Abbott v. Jarrett Reclamation Services, Inc.

Waite, Judge,

dissenting in part and concurring in part.

While I concur with the majority opinion as it relates to the general contractor, David Black Contracting Services, Inc., and would affirm the trial court’s decision as to this appellee, and also agree with the majority as to the evidentiary matters, I must dissent from the majority opinion where it reverses the trial court as to the other appellee, Jarrett Reclamation Services, Inc.

From a review of the record and viewing the evidence in a light most favorable to plaintiff, I believe that the trial court was correct in granting a directed verdict for Jarrett. Pursuant to the applicable law as found in Fyffe v. Jeno’s, Inc. (1991), 59 Ohio St.3d 115, 570 N.E.2d 1108, in order to find that an employer has committed an intentional tort against an employee, the conduct must rise above mere negligence. The employer must know that because of his actions, injuries are “certain or substantially certain to result from the process, procedure or condition * * * mere knowledge and appreciation of a risk — something short of substantial certainty — is not intent.” Fyffe at 118, 570 N.E.2d at 1112.

Rick Jarrett was most certainly negligent here. He received with his contract for work a packet of materials which included safety requirements for digging trenches deeper than five feet but barely skimmed the materials and thus did not really know what safety procedures were required. He had no experience on a job of this kind or magnitude, yet accepted the job anyway. Further, safety issues were sometimes discussed by Black at biweekly construction meetings which Jarrett occasionally attended. Unfortunately, Jarrett never fully appreciated the hazards of his current job.

Negligence on the part of an employer does not hold that employer liable in intentional -tort, however. Fyffe, supra. The standard is whether Jarrett knew with “substantial certainty” injury would occur by doing business in the way he had for the past several months and trenching in the manner he had used for several years. There is a plethora of evidence in the record that Rick Jarrett did not have substantial certainty that his employees would be injured. Even if we negate Rick Jarrett’s own testimony as self-serving, we cannot escape the fact that plaintiffs own expert, plaintiffs witness, testified not once but several times that Rick Jarrett was unaware of the harm that could result from the operation and his ignorance rendered him incompetent to supervise this job. Since plaintiffs own expert testified that Jarrett did not have the requisite certainty, it is evident that plaintiff did not meet the necessary burden in order to avoid directed verdict in this matter.

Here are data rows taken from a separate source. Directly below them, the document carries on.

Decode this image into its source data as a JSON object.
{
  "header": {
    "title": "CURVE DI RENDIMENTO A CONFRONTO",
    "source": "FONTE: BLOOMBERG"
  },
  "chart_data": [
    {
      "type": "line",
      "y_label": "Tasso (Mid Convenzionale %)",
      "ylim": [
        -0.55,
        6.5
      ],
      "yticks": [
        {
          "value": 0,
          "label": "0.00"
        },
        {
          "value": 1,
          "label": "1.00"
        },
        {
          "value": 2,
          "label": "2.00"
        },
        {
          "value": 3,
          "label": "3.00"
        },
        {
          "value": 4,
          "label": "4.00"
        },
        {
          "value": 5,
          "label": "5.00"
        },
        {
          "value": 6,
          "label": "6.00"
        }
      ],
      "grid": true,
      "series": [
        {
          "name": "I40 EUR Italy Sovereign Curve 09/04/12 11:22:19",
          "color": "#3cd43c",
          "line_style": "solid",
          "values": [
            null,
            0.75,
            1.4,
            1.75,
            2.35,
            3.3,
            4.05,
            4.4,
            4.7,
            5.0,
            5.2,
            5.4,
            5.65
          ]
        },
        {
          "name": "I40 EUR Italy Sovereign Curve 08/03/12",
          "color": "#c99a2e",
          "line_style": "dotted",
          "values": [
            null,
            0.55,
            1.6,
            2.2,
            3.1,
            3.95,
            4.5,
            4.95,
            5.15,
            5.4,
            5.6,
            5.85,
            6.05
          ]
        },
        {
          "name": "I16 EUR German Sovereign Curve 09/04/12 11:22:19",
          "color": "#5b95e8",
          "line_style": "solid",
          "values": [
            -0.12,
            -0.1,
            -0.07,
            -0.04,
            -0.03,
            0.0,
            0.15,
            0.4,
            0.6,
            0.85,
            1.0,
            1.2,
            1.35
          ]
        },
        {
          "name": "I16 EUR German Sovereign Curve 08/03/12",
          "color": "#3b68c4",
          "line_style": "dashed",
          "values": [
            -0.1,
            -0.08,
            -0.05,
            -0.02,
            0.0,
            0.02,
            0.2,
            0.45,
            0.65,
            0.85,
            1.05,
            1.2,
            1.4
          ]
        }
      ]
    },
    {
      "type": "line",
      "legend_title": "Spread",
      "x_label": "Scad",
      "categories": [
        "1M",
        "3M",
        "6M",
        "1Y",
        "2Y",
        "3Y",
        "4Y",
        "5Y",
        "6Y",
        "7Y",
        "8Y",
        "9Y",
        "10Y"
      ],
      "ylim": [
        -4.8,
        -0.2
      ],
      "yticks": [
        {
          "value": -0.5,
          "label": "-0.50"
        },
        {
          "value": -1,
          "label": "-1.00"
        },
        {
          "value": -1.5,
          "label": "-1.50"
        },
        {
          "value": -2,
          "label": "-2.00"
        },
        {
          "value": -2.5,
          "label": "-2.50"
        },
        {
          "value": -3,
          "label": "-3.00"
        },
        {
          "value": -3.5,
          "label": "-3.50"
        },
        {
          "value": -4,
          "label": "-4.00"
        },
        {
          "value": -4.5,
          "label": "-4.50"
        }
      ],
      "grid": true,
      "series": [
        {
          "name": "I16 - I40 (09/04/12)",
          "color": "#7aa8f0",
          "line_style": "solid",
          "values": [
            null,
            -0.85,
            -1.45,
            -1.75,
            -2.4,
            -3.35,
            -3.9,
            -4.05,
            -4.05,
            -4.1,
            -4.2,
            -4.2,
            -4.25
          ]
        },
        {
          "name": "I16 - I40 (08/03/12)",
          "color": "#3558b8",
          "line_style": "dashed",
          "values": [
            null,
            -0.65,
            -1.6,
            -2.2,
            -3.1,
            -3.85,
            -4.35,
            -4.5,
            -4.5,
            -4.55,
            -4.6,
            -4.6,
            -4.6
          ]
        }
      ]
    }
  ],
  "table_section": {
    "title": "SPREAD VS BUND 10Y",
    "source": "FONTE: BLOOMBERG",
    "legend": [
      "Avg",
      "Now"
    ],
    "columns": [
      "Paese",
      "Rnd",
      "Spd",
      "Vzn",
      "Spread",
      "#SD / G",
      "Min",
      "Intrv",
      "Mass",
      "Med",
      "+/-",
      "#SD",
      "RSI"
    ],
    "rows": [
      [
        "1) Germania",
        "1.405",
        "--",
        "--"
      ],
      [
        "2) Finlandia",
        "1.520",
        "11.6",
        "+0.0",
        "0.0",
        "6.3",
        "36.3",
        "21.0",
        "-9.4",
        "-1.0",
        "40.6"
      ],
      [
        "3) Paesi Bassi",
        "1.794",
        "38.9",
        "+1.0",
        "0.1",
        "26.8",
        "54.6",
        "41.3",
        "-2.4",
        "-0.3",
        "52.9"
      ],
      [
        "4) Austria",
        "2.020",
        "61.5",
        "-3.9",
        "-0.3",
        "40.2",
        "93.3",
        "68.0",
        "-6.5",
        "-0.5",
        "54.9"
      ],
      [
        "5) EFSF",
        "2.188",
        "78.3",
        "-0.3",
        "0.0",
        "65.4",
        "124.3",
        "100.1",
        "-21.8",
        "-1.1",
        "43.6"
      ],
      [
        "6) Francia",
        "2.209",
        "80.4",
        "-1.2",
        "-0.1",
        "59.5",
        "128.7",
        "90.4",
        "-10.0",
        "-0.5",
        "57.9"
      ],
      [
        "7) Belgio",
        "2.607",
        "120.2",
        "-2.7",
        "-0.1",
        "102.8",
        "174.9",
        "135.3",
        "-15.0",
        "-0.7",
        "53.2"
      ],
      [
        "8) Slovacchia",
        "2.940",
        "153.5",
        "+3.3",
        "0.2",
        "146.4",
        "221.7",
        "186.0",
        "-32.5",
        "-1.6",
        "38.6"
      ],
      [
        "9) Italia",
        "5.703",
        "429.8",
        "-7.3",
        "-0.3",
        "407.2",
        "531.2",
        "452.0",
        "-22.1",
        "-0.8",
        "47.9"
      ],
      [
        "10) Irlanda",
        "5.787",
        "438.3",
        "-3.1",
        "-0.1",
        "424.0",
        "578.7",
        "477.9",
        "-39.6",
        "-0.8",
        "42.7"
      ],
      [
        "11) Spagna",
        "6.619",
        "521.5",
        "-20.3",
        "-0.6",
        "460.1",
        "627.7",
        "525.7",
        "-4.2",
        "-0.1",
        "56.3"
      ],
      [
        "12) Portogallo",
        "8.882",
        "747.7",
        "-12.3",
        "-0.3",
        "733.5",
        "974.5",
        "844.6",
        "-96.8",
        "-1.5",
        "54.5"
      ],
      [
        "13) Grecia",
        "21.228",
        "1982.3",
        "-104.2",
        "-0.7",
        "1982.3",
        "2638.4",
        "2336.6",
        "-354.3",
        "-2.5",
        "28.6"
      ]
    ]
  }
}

Even inferring that Jarrett’s work was inherently dangerous and thus that Rick Jarrett must have had some knowledge of the danger involved, plaintiff has failed to demonstrate that Jarrett Reclamation Services or Rick Jarrett himself possessed knowledge which rose to a substantial certainty that injury would be *755caused by being in the trench. That Rick Jarrett himself was inside the trenches bears this out.

For the foregoing reasons, I would affirm the trial court decision in total. I do not find from the record that plaintiff presented any evidence that Jarrett knew with substantial certainty that his employees would sustain injury from their working conditions or procedures. Thus, I must dissent with the majority on this issue.